I am honestly proud of my children. I picked up my other son today at early release and on the drive, he informed me that while missing the whole week and having a half day today, he is already caught up on all he missed.
How does this relate to language, words and gratitude. The way you speak to someone, children, can inspire them to ask for greater and it can disempower even quicker when directed negatively. I do not consider myself a perfect parent, if you have read any of my other rants, you will see I am rather the opposite. I have amazing relationships with some of my children and challenges with the others. I haven’t been everything they’ve wanted me to be and many times I have failed. One common thread in each of them however, is self worth, confidence in who they are and a willingness to take a stand for it. I attribute that to the language, words and of course, the willingness to come back around with that humble mop and pail when I caught myself being unkind.
While this sounds like a family dynamic rant, it’s bigger than that. How we treat ourselves, how we speak to others and our overall view points leak into every area of our lives. It’s not who you are in relationship with, it’s who you are in relationship and how you function. If life is happening to you, you may not see your role in creating the situation, if you are creating your life you may see where your part is and at the end of the day, it all comes back to you. Who would you like to be?
This flows into business as well, the messages you share and what you are contributing to the greater good of the whole. I’ve had a lot of business conversations in the last twenty four hours and when I sat here to write, I had this overall sense of wow. This wow came from an ability to hear the subities in each conversation, to witness the creations expanding, to relate to messages and watch as people choose what ever they choose.
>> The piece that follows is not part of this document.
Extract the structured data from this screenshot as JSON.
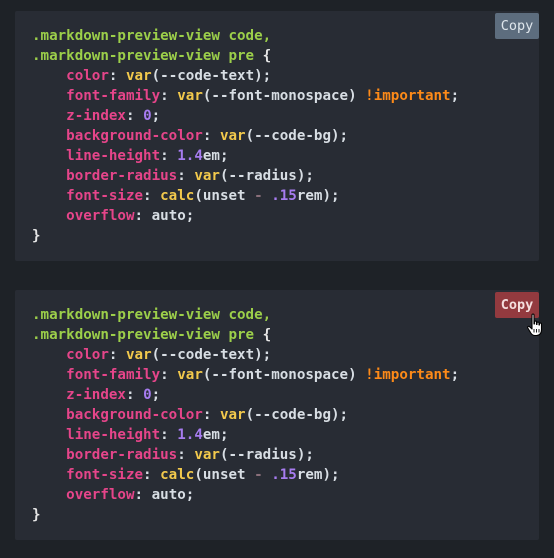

I happen to be immersed in a business world with a lot of messages that appear empowering and helpful. I assist people with asking questions to get what is true for them or not and it seems to often show itself as a, light up the world YES, or a smothering NO. To watch people choose the smothering no anyway, isn’t as much fun as that yes and it shows me something. It shows me that people will often buy what someone is selling even when they get it’s not true for them and even greater, they buy it as it matches a point of view they have.
This loops me back around to the 80’s horror flick shared social media rants where I wonder how much of that is presented in a gratitude package or at minimum, fluff disguised as mastery stuff. I wonder about this as I consider the people truly contributing a gracious desire filled change getting lost under all the costumes of good intentions.
Does gratitude give you a sense that can unmask the empty promises and even more, the greedy intentions. Have you touched base with your inner knowing enough to trust it when an offer crosses your path and you are seeking more?
I wonder about this world and what else is possible?